TK attenuates DEX-induced muscle atrophy and improves functional performance in vivo. (A) Schematic overview of the DEX-induced muscle atrophy model and TK treatment. (B) Body weight (g) changes monitored every two days during the 14-day period across groups. (C) Representative images of dissected GCM in each group. (D) Quantification of GCM mass in each group, calculated as GCM weight (mg) normalized to body weight (g) on day 14. (E, F) Treadmill exhaustion test results on day 14: running time (min) (E) and running distance (m) (F). Quantification of muscle fiber cross-sectional area (CSA) from GCM sections (G).

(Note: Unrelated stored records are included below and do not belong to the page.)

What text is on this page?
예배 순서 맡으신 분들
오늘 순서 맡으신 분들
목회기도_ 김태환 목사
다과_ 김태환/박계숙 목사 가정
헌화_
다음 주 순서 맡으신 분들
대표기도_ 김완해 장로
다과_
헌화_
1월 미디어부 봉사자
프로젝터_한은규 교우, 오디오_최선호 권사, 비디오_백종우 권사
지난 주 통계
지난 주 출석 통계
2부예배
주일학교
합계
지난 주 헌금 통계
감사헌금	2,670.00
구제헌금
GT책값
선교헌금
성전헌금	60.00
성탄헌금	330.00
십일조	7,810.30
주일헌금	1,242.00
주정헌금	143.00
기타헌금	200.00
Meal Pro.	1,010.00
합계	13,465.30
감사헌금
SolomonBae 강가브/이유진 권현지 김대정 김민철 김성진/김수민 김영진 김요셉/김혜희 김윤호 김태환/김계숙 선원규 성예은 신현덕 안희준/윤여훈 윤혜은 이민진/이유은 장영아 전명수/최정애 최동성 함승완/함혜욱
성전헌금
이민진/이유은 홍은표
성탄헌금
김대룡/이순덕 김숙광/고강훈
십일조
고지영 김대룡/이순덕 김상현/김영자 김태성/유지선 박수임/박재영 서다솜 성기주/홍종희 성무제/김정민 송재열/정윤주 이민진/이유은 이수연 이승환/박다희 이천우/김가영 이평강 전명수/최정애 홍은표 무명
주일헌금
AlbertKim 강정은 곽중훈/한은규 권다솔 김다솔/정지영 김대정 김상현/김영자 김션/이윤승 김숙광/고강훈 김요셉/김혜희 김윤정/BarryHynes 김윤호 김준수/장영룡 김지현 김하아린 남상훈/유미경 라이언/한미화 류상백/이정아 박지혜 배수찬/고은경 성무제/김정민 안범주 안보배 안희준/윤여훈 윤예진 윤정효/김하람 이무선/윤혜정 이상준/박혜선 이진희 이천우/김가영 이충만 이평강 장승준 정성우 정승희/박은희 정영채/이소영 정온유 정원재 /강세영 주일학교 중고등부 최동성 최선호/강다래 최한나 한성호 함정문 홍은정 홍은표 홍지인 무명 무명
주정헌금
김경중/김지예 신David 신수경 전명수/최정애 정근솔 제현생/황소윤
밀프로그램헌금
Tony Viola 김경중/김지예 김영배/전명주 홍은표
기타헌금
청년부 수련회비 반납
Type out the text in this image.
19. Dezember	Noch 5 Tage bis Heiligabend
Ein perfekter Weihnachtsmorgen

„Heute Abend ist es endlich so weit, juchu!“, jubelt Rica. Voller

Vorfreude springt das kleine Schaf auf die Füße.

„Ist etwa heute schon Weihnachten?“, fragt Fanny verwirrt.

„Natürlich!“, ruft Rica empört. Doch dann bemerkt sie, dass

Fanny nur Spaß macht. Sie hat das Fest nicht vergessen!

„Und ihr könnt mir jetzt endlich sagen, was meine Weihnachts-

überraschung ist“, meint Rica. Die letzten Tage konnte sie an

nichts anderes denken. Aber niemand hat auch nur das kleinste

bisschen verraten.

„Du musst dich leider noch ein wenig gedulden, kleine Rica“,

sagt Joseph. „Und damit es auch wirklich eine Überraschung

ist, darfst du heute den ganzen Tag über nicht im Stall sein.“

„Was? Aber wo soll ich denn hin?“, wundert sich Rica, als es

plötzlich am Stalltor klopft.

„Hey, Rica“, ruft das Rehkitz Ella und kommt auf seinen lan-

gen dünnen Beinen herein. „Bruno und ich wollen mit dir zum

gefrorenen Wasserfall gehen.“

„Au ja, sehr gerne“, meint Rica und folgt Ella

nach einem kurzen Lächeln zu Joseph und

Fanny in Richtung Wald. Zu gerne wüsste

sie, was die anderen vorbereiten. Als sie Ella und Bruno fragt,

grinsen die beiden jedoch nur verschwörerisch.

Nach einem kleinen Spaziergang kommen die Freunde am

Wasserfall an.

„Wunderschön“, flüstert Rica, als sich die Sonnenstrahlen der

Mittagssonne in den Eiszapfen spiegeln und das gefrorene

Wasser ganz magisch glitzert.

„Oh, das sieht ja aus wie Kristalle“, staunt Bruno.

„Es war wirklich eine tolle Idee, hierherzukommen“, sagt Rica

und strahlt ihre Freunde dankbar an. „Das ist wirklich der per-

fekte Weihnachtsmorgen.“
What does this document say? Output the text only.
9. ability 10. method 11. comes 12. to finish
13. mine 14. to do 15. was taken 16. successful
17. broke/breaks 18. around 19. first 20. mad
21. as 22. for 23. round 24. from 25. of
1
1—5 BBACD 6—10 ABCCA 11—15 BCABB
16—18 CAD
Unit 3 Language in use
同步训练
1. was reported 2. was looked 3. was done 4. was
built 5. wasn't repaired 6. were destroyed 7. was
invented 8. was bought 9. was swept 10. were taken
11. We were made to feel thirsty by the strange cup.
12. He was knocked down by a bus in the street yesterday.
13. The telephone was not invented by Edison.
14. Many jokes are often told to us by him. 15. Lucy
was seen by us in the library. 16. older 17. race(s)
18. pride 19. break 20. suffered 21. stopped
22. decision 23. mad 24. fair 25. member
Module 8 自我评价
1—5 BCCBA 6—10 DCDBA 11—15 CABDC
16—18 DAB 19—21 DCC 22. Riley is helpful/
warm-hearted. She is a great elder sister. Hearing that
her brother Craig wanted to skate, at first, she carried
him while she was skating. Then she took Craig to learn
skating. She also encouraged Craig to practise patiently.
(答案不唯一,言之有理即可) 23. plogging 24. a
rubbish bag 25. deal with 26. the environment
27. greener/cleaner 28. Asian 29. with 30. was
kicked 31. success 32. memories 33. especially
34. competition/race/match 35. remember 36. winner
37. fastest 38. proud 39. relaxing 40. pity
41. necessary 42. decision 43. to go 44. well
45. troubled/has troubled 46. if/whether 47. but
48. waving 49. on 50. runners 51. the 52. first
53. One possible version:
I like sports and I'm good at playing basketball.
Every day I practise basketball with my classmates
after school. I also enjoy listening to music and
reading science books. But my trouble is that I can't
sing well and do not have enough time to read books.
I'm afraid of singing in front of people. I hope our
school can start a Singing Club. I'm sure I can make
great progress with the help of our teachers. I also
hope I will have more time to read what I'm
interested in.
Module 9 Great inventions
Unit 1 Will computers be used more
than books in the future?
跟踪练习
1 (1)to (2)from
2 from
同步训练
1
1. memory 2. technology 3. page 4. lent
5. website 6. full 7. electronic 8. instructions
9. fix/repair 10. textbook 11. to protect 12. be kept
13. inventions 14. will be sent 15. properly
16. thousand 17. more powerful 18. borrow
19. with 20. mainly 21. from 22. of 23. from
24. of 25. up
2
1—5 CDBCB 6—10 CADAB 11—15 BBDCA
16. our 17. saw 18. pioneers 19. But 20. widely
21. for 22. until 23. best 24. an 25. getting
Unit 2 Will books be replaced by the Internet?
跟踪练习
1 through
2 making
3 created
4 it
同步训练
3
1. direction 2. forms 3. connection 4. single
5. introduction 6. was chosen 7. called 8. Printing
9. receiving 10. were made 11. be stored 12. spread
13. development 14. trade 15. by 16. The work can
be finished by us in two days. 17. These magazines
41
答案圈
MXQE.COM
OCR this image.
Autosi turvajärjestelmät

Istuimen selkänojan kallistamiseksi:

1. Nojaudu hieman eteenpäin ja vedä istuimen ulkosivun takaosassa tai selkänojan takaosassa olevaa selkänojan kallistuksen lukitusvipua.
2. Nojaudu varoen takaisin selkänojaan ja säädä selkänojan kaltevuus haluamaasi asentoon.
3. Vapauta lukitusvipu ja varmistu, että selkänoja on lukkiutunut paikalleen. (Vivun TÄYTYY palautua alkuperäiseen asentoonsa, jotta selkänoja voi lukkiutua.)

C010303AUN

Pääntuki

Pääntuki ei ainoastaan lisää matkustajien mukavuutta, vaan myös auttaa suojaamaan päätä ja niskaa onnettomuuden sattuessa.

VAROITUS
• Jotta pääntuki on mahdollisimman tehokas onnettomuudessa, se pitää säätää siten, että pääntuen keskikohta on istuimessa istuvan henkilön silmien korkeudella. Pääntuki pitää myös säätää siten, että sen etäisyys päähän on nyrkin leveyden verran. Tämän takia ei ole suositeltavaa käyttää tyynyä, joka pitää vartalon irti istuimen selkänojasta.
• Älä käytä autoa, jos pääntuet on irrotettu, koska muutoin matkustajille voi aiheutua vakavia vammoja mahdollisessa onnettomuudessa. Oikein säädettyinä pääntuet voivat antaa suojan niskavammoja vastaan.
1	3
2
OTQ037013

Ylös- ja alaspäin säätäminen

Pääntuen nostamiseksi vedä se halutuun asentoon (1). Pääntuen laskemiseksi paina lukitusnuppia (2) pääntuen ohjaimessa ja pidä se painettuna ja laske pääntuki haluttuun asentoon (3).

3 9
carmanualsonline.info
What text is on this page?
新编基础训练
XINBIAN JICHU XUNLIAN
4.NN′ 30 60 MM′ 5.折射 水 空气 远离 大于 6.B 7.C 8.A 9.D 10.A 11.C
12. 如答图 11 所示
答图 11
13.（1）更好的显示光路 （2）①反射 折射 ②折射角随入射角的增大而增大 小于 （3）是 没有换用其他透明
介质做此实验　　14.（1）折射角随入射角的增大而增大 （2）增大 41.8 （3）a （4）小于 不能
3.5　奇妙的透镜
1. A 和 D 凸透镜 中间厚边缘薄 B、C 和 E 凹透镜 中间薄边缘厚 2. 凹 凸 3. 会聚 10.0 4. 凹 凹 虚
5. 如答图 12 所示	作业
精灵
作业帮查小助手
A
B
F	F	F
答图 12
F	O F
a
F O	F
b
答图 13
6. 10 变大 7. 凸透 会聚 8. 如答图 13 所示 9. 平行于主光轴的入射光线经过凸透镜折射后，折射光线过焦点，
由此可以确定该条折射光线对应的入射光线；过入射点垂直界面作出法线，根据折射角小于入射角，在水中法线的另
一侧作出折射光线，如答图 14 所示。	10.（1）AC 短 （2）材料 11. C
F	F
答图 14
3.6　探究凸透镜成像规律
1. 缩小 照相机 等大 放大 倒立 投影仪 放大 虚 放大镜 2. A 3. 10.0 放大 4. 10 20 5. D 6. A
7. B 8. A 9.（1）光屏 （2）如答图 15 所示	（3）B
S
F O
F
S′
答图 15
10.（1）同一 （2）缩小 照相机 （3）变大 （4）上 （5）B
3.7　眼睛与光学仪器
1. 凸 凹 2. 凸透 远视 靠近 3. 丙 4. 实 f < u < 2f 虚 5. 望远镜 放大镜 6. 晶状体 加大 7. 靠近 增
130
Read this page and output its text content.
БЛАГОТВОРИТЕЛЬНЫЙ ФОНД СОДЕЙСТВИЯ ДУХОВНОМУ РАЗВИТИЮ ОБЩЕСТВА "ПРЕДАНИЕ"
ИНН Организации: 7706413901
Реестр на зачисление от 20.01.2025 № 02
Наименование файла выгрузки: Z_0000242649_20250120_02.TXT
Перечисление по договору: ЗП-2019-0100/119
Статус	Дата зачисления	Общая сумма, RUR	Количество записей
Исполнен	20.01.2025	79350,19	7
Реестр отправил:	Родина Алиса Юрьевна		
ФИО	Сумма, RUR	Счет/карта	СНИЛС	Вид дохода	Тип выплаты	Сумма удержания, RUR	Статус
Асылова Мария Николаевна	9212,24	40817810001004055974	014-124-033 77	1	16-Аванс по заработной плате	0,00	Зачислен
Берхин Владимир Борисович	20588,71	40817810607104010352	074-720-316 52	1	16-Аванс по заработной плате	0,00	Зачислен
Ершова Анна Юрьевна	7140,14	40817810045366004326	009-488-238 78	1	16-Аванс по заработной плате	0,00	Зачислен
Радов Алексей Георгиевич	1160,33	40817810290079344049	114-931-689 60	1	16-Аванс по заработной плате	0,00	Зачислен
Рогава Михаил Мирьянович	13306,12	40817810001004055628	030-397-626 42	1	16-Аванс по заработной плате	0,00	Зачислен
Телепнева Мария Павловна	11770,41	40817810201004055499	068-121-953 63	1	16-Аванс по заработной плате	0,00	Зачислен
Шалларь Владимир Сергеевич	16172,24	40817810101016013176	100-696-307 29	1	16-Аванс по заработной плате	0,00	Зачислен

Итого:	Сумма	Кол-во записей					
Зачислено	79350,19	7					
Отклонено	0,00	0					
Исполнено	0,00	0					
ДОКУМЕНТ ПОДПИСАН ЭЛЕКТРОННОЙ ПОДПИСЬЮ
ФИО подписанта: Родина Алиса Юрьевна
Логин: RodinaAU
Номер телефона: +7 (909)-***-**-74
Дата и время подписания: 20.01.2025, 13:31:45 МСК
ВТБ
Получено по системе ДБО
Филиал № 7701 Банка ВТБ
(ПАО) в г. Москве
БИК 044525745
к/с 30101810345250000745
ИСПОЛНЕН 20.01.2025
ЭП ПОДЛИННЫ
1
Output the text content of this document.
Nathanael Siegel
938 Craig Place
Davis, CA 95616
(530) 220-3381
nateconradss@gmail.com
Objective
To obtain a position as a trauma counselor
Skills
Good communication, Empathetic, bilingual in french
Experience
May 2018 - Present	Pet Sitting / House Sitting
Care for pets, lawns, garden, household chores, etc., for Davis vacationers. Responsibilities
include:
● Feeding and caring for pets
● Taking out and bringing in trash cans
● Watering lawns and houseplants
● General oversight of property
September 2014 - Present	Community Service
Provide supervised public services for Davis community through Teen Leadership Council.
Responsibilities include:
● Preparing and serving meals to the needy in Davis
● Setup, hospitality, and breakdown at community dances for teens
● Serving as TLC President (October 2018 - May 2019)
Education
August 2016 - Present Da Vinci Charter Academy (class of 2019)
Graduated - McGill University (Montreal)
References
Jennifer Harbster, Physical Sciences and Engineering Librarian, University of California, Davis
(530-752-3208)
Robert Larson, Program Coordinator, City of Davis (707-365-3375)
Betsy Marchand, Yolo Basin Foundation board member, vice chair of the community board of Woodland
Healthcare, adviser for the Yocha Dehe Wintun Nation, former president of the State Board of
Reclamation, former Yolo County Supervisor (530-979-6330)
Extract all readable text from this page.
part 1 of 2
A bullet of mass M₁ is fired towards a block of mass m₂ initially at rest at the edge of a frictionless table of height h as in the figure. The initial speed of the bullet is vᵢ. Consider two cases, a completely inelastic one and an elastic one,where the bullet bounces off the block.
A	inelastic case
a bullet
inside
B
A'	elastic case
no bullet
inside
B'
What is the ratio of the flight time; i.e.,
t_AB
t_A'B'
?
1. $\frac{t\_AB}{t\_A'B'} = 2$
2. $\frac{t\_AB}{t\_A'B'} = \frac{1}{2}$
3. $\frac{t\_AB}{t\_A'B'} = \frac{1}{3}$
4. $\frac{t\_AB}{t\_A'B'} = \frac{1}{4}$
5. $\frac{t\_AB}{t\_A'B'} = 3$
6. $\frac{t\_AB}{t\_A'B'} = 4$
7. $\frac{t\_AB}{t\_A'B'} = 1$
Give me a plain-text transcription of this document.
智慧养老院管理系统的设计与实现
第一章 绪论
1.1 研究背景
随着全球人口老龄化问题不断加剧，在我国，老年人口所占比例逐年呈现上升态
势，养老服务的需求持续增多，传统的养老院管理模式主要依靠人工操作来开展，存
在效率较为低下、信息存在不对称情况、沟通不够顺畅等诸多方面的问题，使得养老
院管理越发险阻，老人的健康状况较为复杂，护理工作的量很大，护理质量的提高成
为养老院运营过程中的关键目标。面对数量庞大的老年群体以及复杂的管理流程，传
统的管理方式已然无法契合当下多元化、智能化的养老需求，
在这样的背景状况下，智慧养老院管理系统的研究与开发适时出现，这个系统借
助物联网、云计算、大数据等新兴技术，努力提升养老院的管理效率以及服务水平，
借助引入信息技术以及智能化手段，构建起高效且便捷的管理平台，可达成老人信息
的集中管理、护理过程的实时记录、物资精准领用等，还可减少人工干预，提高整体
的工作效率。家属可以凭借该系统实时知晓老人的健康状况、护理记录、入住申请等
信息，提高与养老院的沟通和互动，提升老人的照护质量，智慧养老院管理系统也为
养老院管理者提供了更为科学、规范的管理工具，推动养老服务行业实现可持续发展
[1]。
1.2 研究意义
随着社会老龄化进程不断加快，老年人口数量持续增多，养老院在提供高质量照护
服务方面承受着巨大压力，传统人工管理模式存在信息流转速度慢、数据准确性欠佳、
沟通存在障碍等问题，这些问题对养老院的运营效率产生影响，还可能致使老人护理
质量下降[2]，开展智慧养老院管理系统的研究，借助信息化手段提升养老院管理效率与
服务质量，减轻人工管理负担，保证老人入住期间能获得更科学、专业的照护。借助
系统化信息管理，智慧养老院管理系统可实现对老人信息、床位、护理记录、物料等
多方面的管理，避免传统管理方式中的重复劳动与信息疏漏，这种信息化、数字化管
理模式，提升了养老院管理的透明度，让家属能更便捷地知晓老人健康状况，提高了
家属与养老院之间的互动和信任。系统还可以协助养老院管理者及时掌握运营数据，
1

Representative H&E-stained cross section of gastrocnemius muscle (H). The data are expressed as the mean ± SD. Statistical significance was assessed using one-way ANOVA with Tukey’s post hoc analysis and two-way repeated-measures ANOVA with Tukey’s post hoc analysis as follows: ### p < 0.001 and #### p < 0.0001 vs. the sham group; * p < 0.05 and ** p < 0.01 vs. the control group.

Fig. 6
figure 6

Molecular docking predicts moderate binding of TK-derived compounds to the allosteric site of SIRT1. (A–C) Predicted binding poses of three selected TK-derived compounds—5-dehydrokarounidiol, steryl glucoside, and isomultiflorenol—within the allosteric binding pocket of SIRT1 (PDB ID: 4ZZJ).